Again, I think it’s obvious that this bombardment has a coarsening impact on those people who watch faithfully, and especially where children are concerned, it is surely giving many the idea that what they see portrayed on the screen as a matter of course is what they and others are expected to do in real life. Or, at a minimum, this coarsening involves making the unthinkable just a little less unthinkable, a little more OK.
My own objections, however, which are twofold, are somewhat different. First it is not the violence or shocking gore itself to which I object in TV fiction, but rather the volume, profligacy and undiscriminating nature of their presentation. You may read in the classics or observe in the theatrical production of Shakespeare, among others, episodes every bit as shaking and horrible as whatever it is that caused you to turn away from the TV screen the other night. I once saw one of Shakespeare’s occasional but memorable onstage eyegougings enacted in Cambridge, England, with the aid of suddenly popping out peeled grapes. It’s the sort of thing you tend to remember long after you have forgotten the names of the characters in the play. Moreover, much Elizabethan theater and other works to which we now defer as classics had plenty of bloody hacking, slashing and related butchery to them designed to amuse an audience given to the enjoyment of bear-baiting, public hangings and assorted other fun.

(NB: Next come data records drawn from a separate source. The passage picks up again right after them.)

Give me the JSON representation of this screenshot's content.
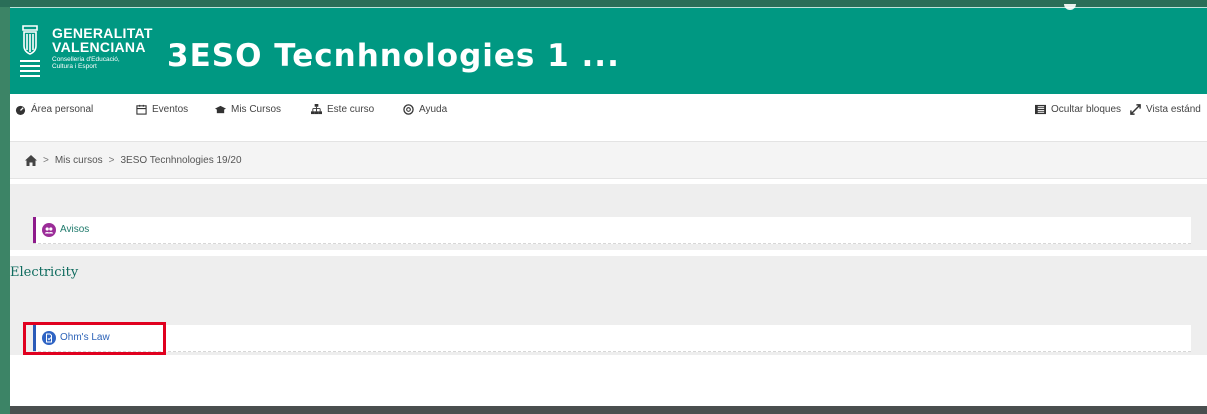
{
  "header": {
    "logo": {
      "line1": "GENERALITAT",
      "line2": "VALENCIANA",
      "line3": "Conselleria d'Educació,",
      "line4": "Cultura i Esport"
    },
    "site_title": "3ESO Tecnhnologies 1 ..."
  },
  "navbar": {
    "items": [
      {
        "label": "Área personal",
        "icon": "dashboard-icon"
      },
      {
        "label": "Eventos",
        "icon": "calendar-icon"
      },
      {
        "label": "Mis Cursos",
        "icon": "courses-icon"
      },
      {
        "label": "Este curso",
        "icon": "sitemap-icon"
      },
      {
        "label": "Ayuda",
        "icon": "lifebuoy-icon"
      }
    ],
    "right": [
      {
        "label": "Ocultar bloques",
        "icon": "hide-blocks-icon"
      },
      {
        "label": "Vista estánd",
        "icon": "expand-icon"
      }
    ]
  },
  "breadcrumb": {
    "home_icon": "home-icon",
    "separator": ">",
    "items": [
      "Mis cursos",
      "3ESO Tecnhnologies 19/20"
    ]
  },
  "sections": [
    {
      "title": "",
      "activities": [
        {
          "label": "Avisos",
          "icon": "forum-icon",
          "accent": "#8e1a8b"
        }
      ]
    },
    {
      "title": "Electricity",
      "activities": [
        {
          "label": "Ohm's Law",
          "icon": "assignment-icon",
          "accent": "#2a5ab8"
        }
      ]
    }
  ],
  "colors": {
    "header": "#009882",
    "highlight": "#e0001f",
    "link": "#1f7a6c"
  }
}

But in the better of this literature anyway, the violence in the story meant something; it was singular; it was committed by a particularly cruel character; it had some purpose beyond its mere power to titillate, frighten and repel. Nor do I think any age has seen anything comparable to our own unending, daily inundation of the home by filmed, super realistic closeup portrayals of human violence, of maiming and mutilation and slaughter. And although I also suspect that viewers, including kids, are probably better at keeping in mind the difference between art (if that’s what it is) and life than some suppose, I do think there’s a danger that a continuous diet of this sort of thing can eventually make us insensitive and impervious to the genuine article when we see it.

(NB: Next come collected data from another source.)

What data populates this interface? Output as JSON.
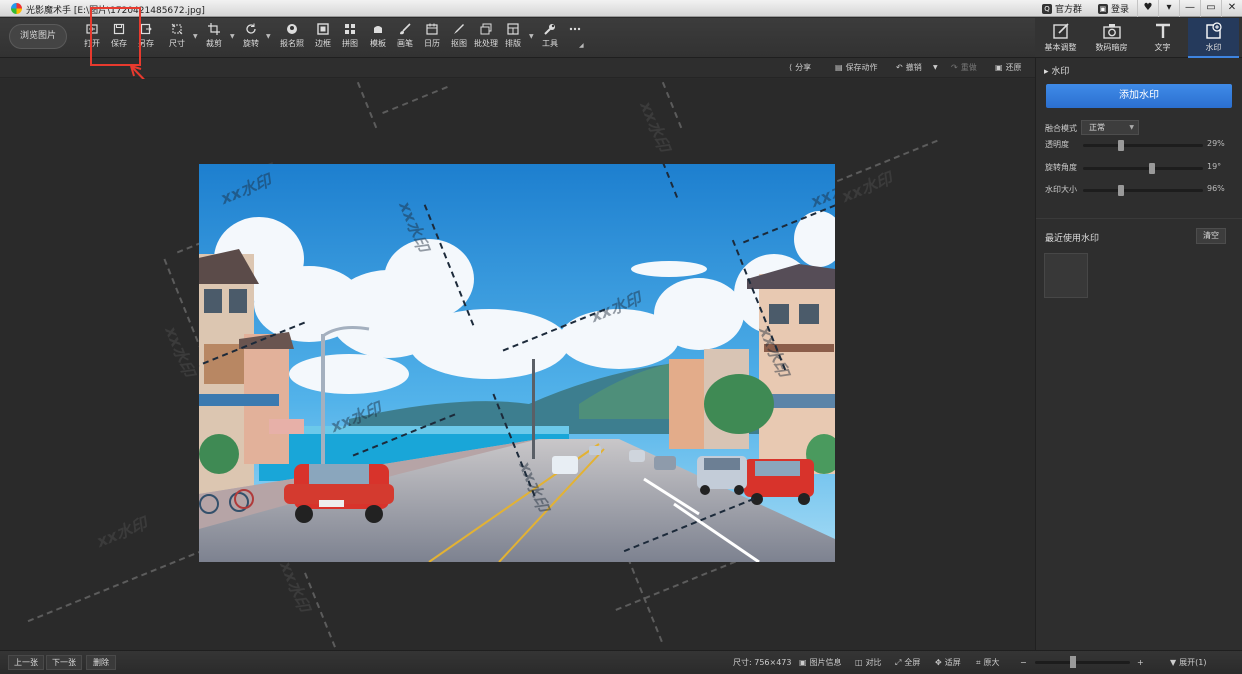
{
  "window": {
    "title": "光影魔术手 [E:\\图片\\1720421485672.jpg]",
    "links": [
      {
        "label": "官方群",
        "icon": "qq-icon"
      },
      {
        "label": "登录",
        "icon": "login-icon"
      }
    ],
    "controls": [
      "♥",
      "▾",
      "—",
      "▭",
      "✕"
    ]
  },
  "toolbar": {
    "browse_label": "浏览图片",
    "tools": [
      {
        "label": "打开",
        "icon": "open-icon"
      },
      {
        "label": "保存",
        "icon": "save-icon"
      },
      {
        "label": "另存",
        "icon": "save-as-icon"
      },
      {
        "label": "尺寸",
        "icon": "resize-icon"
      },
      {
        "label": "裁剪",
        "icon": "crop-icon"
      },
      {
        "label": "旋转",
        "icon": "rotate-icon"
      },
      {
        "label": "报名照",
        "icon": "id-photo-icon"
      },
      {
        "label": "边框",
        "icon": "border-icon"
      },
      {
        "label": "拼图",
        "icon": "collage-icon"
      },
      {
        "label": "模板",
        "icon": "template-icon"
      },
      {
        "label": "画笔",
        "icon": "brush-icon"
      },
      {
        "label": "日历",
        "icon": "calendar-icon"
      },
      {
        "label": "抠图",
        "icon": "cutout-icon"
      },
      {
        "label": "批处理",
        "icon": "batch-icon"
      },
      {
        "label": "排版",
        "icon": "layout-icon"
      },
      {
        "label": "工具",
        "icon": "wrench-icon"
      },
      {
        "label": "",
        "icon": "more-icon"
      }
    ]
  },
  "panel_tabs": [
    {
      "label": "基本调整",
      "icon": "edit-icon",
      "active": false
    },
    {
      "label": "数码暗房",
      "icon": "camera-icon",
      "active": false
    },
    {
      "label": "文字",
      "icon": "text-icon",
      "active": false
    },
    {
      "label": "水印",
      "icon": "watermark-icon",
      "active": true
    }
  ],
  "subbar": {
    "share": "分享",
    "save_action": "保存动作",
    "undo": "撤销",
    "redo": "重做",
    "restore": "还原"
  },
  "watermark_text": "xx水印",
  "panel": {
    "header": "水印",
    "add_button": "添加水印",
    "blend_label": "融合模式",
    "blend_value": "正常",
    "opacity_label": "透明度",
    "opacity_value": "29%",
    "opacity": 0.29,
    "rotation_label": "旋转角度",
    "rotation_value": "19°",
    "rotation": 19,
    "size_label": "水印大小",
    "size_value": "96%",
    "size": 0.96,
    "recent_label": "最近使用水印",
    "clear_button": "清空"
  },
  "status": {
    "prev": "上一张",
    "next": "下一张",
    "delete": "删除",
    "dimensions": "尺寸: 756×473",
    "info": "图片信息",
    "compare": "对比",
    "fullscreen": "全屏",
    "fit": "适屏",
    "original": "原大",
    "zoom_minus": "−",
    "zoom_plus": "+",
    "expand": "展开(1)"
  },
  "colors": {
    "accent": "#2b6fd0",
    "highlight": "#e83a2e",
    "sky": "#2e8fd6",
    "sea": "#1aa6d8",
    "car": "#d8332b"
  }
}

Here I come out for the only kind of TV violence I favor: the real stuff. This is my second worry about all the fictional violence on TV: that it will dull our reactions to the kind that is filmed not on a set but from Bosnia or Liberia or places in this country. I am not talking here of the kind of depiction of horrors that should be treated gingerly in the press, such as shockingly gruesome photographs of stricken or dead people whose living friends and relatives will be needlessly hurt all over again by the reproduction of this image. I am talking about those truly jarring, unsettling, very hard not to turn from images of the wounded kids in Sarajevo, murder victims in a dozen other massacres and wars, or screaming, limbless ones who committed no crime and caused no grievance but were merely unlucky enough to be in there when the terrorist group struck.
Different critics: There is, you understand, a whole school, different from the ordinary critics of TV violence, that thinks this kind of violent or bloody or just plain scary TV representation should go, but for policy reasons. These are the people who maintain that such a large dose of ugly reality and pain will get us all riled up as individuals or as a society or a government and cause us to take some kind of a position or think we have to do something or otherwise act in a way that they find troubling. There are people who say the filming of war scenes in Vietnam was wrong because of its impact on so much of the public, who believe that the horrors shown in Somalia or Sarajevo or Tiananmen are also something with which we cannot be trusted, that they tend to make us emotional and lead us away from the rigorous, coldhearted intellectual discipline required for policymaking. I grant that such sights on TV can be partial as to truth and in some ways misleading. But I think in an age of excessive governmental memoranda, autointoxication and blather, they are worth a thousand staged pictures of violence and a million political words. If we can’t be trusted with the sight of violent reality or required to deal with it, we ought to go out of business. My main worry about TV violence of the senseless, mindless made-up kind is that it may, in time, render us incapable of recognizing and responding to the real thing.